I did try your suggestion here of bitcasting the operation to floating point, though I then hit another issue where the bitcast of the sub-vector (e.g. bitcasting a 2i32 truncate -> 2f32) has an operand which is not type legal.
The PromoteIntOp_BITCAST function tries to handle this by creating a store + load, but I'm not sure this is the right approach in this situation?

9155–9156

Added a case for UUNPKHI/LO and split this into a DAG combine

Looks good to me, but I'll defer the final LGTM to @paulwalker-arm and @efriedma! I learned something new from this patch too - didn't know you could add target ISD combines like that.
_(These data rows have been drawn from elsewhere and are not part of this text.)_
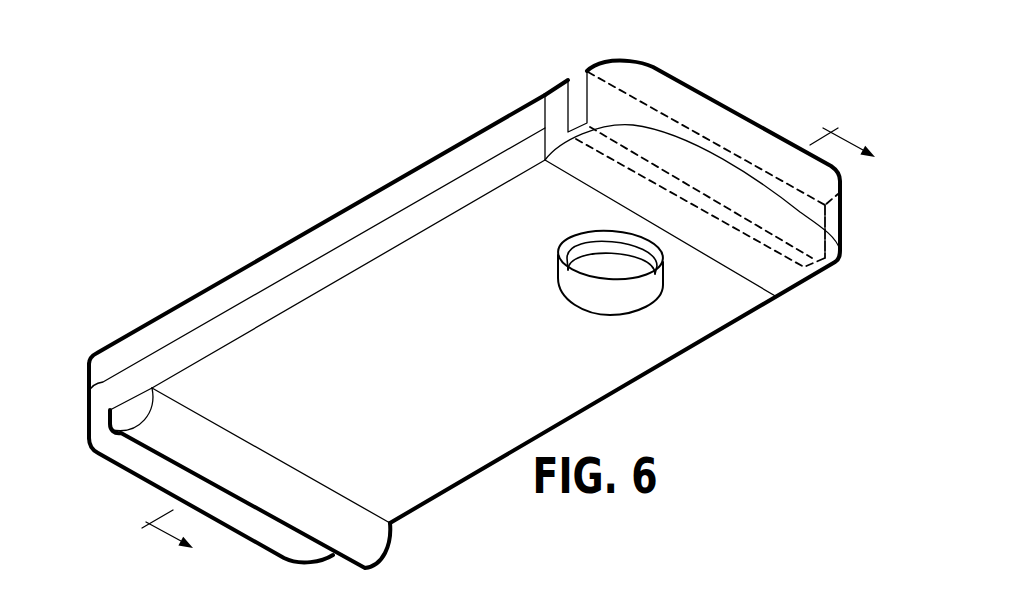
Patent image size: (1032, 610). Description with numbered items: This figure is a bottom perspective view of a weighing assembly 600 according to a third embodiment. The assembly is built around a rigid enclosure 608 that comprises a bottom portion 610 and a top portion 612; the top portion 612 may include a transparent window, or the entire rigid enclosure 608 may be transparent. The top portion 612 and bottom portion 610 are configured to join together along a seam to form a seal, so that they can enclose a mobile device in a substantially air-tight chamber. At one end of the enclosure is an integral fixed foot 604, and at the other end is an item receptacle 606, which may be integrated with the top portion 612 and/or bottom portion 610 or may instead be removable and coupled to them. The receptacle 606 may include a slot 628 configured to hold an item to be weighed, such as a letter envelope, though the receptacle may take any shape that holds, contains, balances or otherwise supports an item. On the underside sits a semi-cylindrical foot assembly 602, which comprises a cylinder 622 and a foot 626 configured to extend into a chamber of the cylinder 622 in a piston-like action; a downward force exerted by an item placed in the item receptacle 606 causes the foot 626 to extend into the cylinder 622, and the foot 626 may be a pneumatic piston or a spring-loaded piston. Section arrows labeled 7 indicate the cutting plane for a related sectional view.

The weighing assembly 600 is at (450, 299).
The cylindrical foot assembly 602 is at (575, 294).
The integral fixed foot 604 is at (380, 563).
The item receptacle 606 is at (747, 119).
The rigid enclosure 608 is at (128, 322).
The bottom portion 610 is at (89, 428).
The top portion 612 is at (89, 378).
The cylinder 622 is at (558, 270).
The foot 626 is at (627, 301).
The slot 628 is at (586, 70).
The section line 7 is at (500, 327).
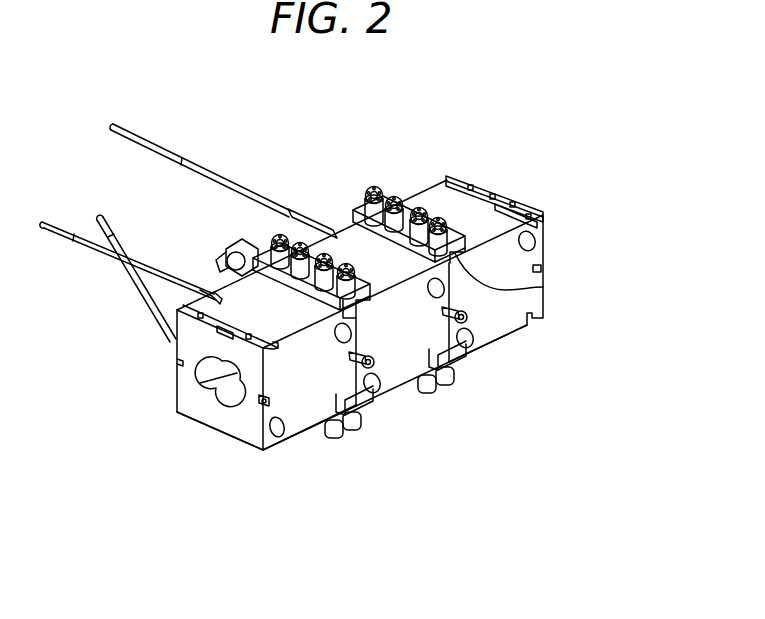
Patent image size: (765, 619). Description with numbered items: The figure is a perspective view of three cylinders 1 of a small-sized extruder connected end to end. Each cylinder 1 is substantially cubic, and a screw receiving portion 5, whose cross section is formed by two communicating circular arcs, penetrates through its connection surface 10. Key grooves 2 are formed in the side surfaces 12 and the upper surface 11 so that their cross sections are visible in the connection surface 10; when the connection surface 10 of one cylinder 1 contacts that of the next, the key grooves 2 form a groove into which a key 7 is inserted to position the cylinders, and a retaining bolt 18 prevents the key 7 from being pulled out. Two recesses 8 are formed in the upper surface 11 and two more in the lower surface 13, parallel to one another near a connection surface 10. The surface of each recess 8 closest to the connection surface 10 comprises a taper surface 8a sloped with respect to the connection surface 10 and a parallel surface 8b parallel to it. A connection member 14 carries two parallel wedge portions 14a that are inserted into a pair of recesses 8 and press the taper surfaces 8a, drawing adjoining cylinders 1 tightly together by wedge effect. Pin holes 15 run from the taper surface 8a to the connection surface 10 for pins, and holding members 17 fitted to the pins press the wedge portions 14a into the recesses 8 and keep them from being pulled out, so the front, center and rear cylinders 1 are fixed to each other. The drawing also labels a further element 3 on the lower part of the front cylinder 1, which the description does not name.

The cylinder 1 is at (547, 228).
The key groove 2 is at (540, 270).
The mounting hole 3 is at (270, 445).
The screw receiving portion 5 is at (193, 393).
The key 7 is at (350, 426).
The recess 8 is at (448, 176).
The taper surface 8a is at (500, 198).
The parallel surface 8b is at (530, 206).
The connection surface 10 is at (230, 420).
The upper surface 11 is at (217, 292).
The side surface 12 is at (307, 413).
The lower surface 13 is at (498, 342).
The connection member 14 is at (355, 208).
The wedge portion 14a is at (538, 286).
The pin hole 15 is at (153, 322).
The holding member 17 is at (374, 185).
The retaining bolt 18 is at (375, 368).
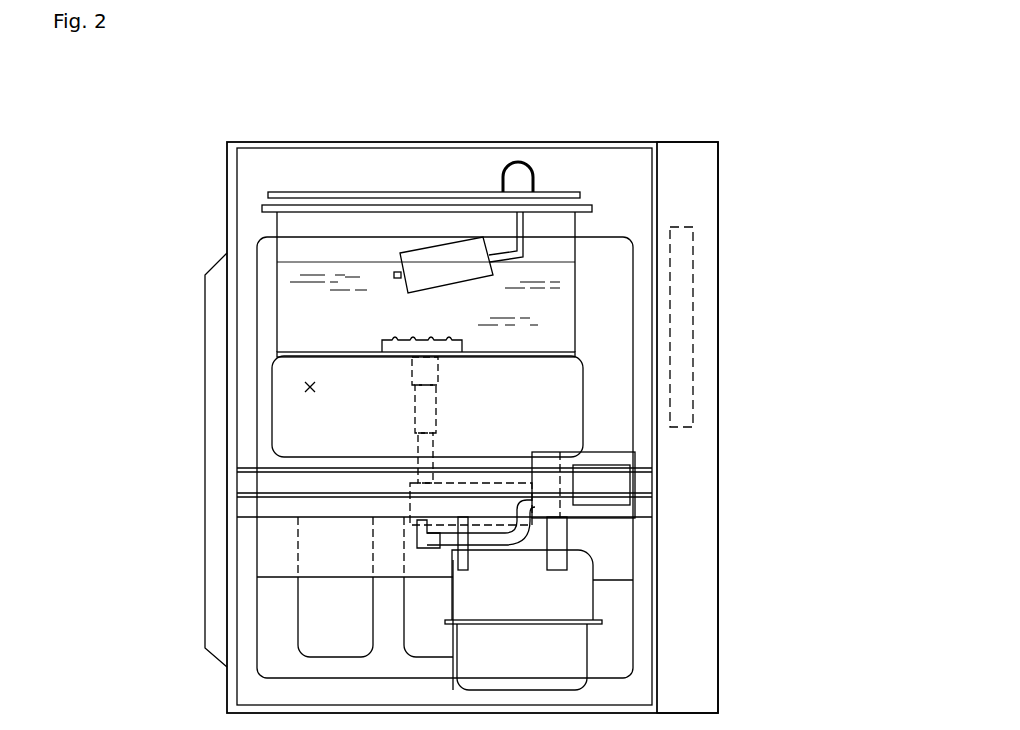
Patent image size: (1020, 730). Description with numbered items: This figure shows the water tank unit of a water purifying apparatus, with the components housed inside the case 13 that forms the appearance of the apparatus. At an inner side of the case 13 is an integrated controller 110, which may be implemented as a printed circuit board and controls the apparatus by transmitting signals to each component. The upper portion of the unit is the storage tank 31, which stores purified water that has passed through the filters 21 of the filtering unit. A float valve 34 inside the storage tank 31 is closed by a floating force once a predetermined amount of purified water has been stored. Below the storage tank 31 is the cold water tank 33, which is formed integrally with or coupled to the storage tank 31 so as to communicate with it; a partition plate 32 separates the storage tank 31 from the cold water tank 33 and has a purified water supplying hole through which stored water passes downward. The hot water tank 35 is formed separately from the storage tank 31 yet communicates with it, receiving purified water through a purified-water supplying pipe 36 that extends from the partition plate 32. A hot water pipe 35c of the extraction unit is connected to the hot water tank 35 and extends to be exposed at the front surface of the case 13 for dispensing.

The case 13 is at (710, 180).
The integrated controller 110 is at (690, 320).
The storage tank 31 is at (320, 240).
The float valve 34 is at (430, 258).
The partition plate 32 is at (303, 357).
The cold water tank 33 is at (305, 387).
The purified-water supplying pipe 36 is at (422, 418).
The hot water pipe 35c is at (587, 528).
The hot water tank 35 is at (573, 597).
The filter 21 is at (307, 620).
llvm/lib/CodeGen/SelectionDAG/LegalizeIntegerTypes.cpp
4692

nit: Perhaps better to rename Idx to something like NumSubVecElems or something like that, since it's not really an index now?

paulwalker-arm added inline comments.Sep 7 2020, 5:51 AM
llvm/lib/Target/AArch64/AArch64ISelLowering.cpp
9110

As well as what Eli asked I also don't think InVT.isInteger is required because by INSERT_SUBVECTOR's definition the subvector must have the same element type as the result vector.

13037–13038

In it's current form I don't think this is correct. The UUNPK instructions zero the even lanes and so you need to ensure the chosen child of the UZP1 honours this requirement. Do you know the exact sequence you expect to see? For example perhaps the pattern you're after is UUNPKLO(UZP1(UUNPKLO(X), ??)) -> UUNPKLO(X) or some UZP1(UUNPKLO(UZP1(X,Y))... ->UZP1(X,Y) like sequence.
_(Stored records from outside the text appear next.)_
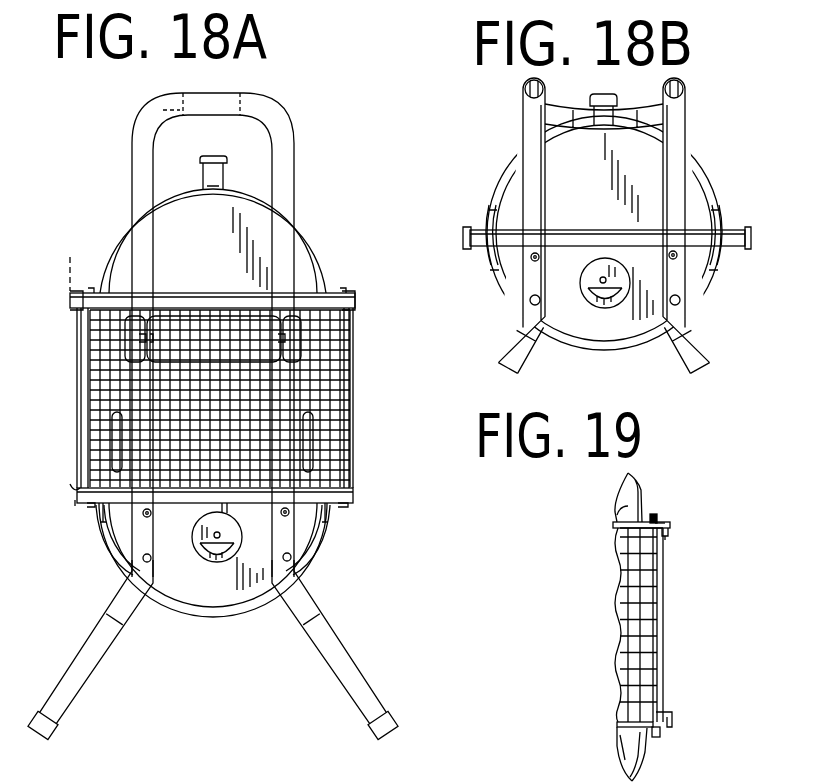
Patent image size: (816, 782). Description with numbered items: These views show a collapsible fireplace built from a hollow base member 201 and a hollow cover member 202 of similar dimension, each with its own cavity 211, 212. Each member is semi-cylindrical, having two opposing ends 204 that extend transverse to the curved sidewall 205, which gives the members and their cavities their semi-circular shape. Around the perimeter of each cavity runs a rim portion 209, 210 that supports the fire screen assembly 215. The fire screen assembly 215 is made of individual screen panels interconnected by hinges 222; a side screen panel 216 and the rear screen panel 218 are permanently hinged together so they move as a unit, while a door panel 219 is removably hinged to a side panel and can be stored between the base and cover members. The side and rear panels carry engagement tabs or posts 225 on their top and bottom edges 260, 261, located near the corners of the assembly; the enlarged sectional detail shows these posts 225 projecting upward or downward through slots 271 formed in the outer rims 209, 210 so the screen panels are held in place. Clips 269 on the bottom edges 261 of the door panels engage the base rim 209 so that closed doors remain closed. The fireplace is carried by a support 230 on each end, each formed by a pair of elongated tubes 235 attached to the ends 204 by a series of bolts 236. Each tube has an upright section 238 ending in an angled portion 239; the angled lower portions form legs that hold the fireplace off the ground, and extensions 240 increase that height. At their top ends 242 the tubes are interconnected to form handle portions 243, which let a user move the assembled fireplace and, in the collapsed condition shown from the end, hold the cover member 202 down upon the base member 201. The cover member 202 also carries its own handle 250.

In FIG. 18A, the base member 201 is at (322, 547).
In FIG. 18B, the base member 201 is at (635, 323).
In FIG. 19, the base member 201 is at (613, 768).
In FIG. 18A, the cover member 202 is at (316, 255).
In FIG. 18B, the cover member 202 is at (648, 172).
In FIG. 19, the cover member 202 is at (640, 477).
In FIG. 18A, the ends 204 is at (232, 266).
In FIG. 18B, the ends 204 is at (602, 191).
In FIG. 18A, the curved sidewall 205 is at (300, 230).
In FIG. 18B, the curved sidewall 205 is at (593, 348).
In FIG. 19, the curved sidewall 205 is at (638, 483).
In FIG. 19, the rim portion of base member 209 is at (673, 723).
In FIG. 19, the rim portion of cover member 210 is at (668, 527).
In FIG. 19, the cavity of base member 211 is at (623, 740).
In FIG. 19, the cavity of cover member 212 is at (620, 492).
In FIG. 18A, the fire screen assembly 215 is at (350, 400).
In FIG. 19, the fire screen assembly 215 is at (688, 568).
In FIG. 18A, the side screen panel 216 is at (331, 443).
In FIG. 19, the side screen panel 216 is at (660, 550).
In FIG. 18A, the rear screen panel 218 is at (351, 345).
In FIG. 19, the rear screen panel 218 is at (667, 617).
In FIG. 18A, the door panel 219 is at (82, 381).
In FIG. 18A, the hinges 222 is at (346, 292).
In FIG. 19, the engagement tabs or posts 225 is at (658, 516).
In FIG. 18A, the support 230 is at (292, 485).
In FIG. 18B, the support 230 is at (685, 207).
In FIG. 18B, the elongated tubes 235 is at (530, 127).
In FIG. 18A, the bolts 236 is at (145, 517).
In FIG. 18B, the bolts 236 is at (532, 258).
In FIG. 18A, the upright section 238 is at (290, 532).
In FIG. 18B, the upright section 238 is at (533, 193).
In FIG. 18A, the angled portion 239 is at (322, 605).
In FIG. 18B, the angled portion 239 is at (512, 342).
In FIG. 18A, the extensions 240 is at (106, 658).
In FIG. 18A, the top ends 242 is at (283, 113).
In FIG. 18A, the handle portions 243 is at (230, 103).
In FIG. 18B, the handle portions 243 is at (604, 116).
In FIG. 18A, the handle 250 is at (213, 152).
In FIG. 18B, the handle 250 is at (602, 90).
In FIG. 18A, the top edges 260 is at (70, 257).
In FIG. 19, the top edges 260 is at (614, 518).
In FIG. 18A, the bottom edges 261 is at (75, 500).
In FIG. 19, the bottom edges 261 is at (636, 722).
In FIG. 18A, the clips 269 is at (78, 487).
In FIG. 19, the slots 271 is at (657, 524).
kmclaughlin marked an inline comment as done.
  • Removed DAGCombine for UNPKHI/LO and added a new case for UZP1, so that we can check for the more specific case of uzp1(unpklo(uzp1(x, y)), z)
  • Removed an unnecessary check that InVT is an integer in LowerINSERT_SUBVECTOR
  • Renamed Idx in PromoteIntOp_EXTRACT_SUBVECTOR to OpNumElts
paulwalker-arm accepted this revision.Sep 9 2020, 5:39 AM

Looks good assuming the new test doesn't throw up any surprises.
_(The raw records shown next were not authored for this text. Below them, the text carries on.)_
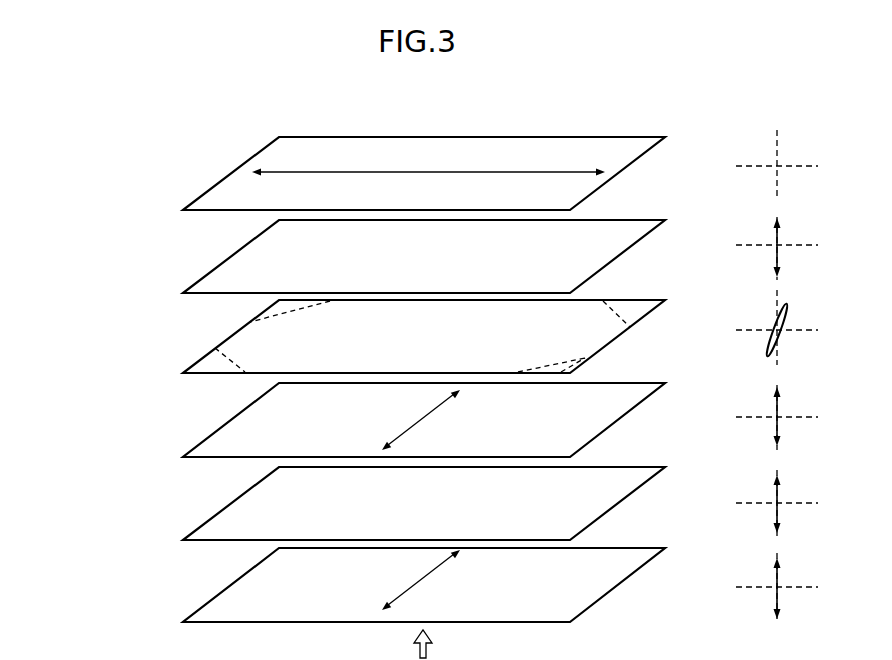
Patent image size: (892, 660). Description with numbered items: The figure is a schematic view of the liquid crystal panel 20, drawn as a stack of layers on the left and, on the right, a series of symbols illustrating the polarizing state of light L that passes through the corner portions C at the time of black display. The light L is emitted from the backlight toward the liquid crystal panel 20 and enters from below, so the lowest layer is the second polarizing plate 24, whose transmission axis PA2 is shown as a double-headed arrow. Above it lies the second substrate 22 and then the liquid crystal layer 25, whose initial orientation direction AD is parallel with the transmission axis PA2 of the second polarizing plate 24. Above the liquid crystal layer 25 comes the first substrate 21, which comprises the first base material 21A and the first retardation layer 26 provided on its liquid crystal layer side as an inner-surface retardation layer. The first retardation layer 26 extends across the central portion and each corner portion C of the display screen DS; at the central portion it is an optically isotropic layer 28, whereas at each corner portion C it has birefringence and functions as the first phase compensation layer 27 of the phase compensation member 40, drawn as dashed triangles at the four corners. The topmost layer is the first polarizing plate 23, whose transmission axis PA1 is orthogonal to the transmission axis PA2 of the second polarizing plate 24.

The liquid crystal panel 20 is at (209, 115).
The first polarizing plate 23 is at (232, 187).
The first substrate 21 is at (121, 262).
The first base material 21A is at (234, 271).
The first retardation layer 26 is at (237, 334).
The first phase compensation layer 27 is at (387, 311).
The phase compensation member 40 is at (288, 298).
The isotropic layer 28 is at (428, 322).
The liquid crystal layer 25 is at (231, 435).
The second substrate 22 is at (231, 518).
The second polarizing plate 24 is at (231, 598).
The corner portion C is at (270, 130).
The display screen DS is at (343, 160).
The transmission axis of the first polarizing plate PA1 is at (428, 172).
The initial orientation direction AD is at (424, 420).
The transmission axis of the second polarizing plate PA2 is at (424, 580).
The light L is at (430, 648).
llvm/lib/Target/AArch64/AArch64ISelLowering.cpp
13031

Stylistically this function could do with a few blank lines and is perhaps clearer if the two UzpOp variables are named X and Z respectively.

llvm/test/CodeGen/AArch64/sve-split-trunc.ll
21

You're missing trunc_i32toi8 for the complete collection.

This revision is now accepted and ready to land.Sep 9 2020, 5:39 AM
This revision was automatically updated to reflect the committed changes.
kmclaughlin marked 2 inline comments as done.